When the program runs it asks the user for their input however the problem happens if the same input is entered twice, if i enter "football" it will first correctly display the output i want but then a second time will stop the program and im given this error:

Enter your value: scored
Alan shearer holds the goal record in the premier league.

Enter your value: football
I am sorry!
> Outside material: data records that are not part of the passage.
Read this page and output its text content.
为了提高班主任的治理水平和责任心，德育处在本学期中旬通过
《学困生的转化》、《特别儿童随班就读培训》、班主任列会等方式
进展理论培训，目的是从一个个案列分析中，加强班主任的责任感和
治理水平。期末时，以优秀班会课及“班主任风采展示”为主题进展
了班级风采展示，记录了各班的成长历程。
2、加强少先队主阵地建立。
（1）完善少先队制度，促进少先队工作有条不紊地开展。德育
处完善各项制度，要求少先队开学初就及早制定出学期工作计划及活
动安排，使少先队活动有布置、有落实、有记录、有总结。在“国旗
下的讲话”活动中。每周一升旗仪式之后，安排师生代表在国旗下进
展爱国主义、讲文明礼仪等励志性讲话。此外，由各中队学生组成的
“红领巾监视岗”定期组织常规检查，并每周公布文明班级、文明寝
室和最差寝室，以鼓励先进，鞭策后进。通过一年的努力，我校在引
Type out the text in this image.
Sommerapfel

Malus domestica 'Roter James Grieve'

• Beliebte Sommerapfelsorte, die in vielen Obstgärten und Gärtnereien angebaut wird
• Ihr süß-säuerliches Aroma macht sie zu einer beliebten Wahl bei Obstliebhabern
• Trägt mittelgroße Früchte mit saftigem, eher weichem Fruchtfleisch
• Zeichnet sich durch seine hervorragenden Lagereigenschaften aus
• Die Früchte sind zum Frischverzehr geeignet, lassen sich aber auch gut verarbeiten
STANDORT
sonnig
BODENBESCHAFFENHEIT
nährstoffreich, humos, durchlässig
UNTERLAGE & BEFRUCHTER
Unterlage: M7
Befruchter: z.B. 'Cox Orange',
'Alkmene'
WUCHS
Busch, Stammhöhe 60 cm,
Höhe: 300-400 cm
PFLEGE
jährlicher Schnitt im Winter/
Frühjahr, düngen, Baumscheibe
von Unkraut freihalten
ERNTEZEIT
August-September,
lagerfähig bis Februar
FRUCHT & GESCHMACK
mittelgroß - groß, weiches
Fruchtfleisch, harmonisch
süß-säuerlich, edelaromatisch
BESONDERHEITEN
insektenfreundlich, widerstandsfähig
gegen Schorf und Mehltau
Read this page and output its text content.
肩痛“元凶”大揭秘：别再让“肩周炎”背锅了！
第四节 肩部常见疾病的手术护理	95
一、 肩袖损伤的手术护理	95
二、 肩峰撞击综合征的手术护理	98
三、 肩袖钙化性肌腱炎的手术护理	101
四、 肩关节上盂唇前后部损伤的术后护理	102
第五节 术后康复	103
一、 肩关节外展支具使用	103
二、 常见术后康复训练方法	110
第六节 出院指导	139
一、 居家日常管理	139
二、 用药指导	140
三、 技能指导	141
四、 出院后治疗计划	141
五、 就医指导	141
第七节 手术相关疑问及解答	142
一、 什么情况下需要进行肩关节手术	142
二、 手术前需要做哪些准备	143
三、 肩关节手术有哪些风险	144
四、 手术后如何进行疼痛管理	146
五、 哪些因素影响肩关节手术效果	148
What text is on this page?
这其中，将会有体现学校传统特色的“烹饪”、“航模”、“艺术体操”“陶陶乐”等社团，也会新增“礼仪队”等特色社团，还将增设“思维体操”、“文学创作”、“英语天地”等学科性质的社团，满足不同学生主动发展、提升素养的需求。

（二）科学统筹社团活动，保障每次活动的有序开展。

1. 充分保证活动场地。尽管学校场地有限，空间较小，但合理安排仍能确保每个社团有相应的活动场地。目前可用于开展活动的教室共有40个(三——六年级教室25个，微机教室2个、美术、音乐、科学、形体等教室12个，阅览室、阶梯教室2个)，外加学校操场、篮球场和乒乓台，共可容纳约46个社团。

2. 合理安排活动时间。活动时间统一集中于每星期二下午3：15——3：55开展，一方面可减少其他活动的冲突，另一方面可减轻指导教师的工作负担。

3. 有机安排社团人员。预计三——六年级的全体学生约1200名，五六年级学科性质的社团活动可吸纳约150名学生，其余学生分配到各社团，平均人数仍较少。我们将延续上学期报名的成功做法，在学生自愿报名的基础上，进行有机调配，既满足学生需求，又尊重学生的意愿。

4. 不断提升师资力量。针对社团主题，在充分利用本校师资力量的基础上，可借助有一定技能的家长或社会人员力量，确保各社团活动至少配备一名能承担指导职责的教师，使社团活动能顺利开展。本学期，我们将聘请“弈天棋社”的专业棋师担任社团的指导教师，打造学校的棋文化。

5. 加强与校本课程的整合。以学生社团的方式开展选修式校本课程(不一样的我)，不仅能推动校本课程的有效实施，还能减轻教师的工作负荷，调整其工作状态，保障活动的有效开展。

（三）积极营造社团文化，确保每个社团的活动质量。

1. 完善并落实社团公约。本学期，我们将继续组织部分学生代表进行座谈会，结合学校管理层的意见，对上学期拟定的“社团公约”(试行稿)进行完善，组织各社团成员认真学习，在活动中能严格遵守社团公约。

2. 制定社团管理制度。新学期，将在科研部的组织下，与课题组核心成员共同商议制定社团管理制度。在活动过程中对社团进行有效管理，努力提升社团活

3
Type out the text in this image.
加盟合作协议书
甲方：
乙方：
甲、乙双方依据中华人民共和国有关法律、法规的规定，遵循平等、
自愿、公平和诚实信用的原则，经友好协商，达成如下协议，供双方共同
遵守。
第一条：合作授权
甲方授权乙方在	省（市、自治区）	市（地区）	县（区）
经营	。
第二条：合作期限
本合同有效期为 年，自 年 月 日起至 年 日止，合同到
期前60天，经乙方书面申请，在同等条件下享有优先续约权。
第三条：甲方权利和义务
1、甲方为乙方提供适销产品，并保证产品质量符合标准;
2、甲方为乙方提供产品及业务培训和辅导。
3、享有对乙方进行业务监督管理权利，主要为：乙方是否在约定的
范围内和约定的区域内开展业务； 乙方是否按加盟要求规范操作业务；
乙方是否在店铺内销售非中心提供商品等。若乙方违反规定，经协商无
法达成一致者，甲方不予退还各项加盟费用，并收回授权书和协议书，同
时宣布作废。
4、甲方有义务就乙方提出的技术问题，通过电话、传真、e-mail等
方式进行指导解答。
I don't understand you

Enter your value: football
Traceback (most recent call last):

  File "C:\Users\Chris\Desktop\chatbot_simple\run.py", line 79, in <module>
    print(responses(str(v)))

  File "C:\Users\Chris\Desktop\chatbot_simple\run.py", line 68, in responses
    response = response+answer[id1]

IndexError: list index out of range

The csv:

Q,A
Who has scored the most goals in the premier league?,Alan shearer holds the goal record in the premier league.
Who has the most appearences in the premier league?,Gareth Barry has the most appearences in premier league history.

I've tried deleting the variable after each input but it still somehow remembers it, anyone have any ideas ? Thanks Chris


Solution

  • answer=data['A'].tolist()
    

    and then later on

    id1=val.argsort()[0][-2]
    response = response+answer[id1]
    

    So if the anwser don't have id1 in it you will get index out of range. So in your case the len(answer) >= id1 is true.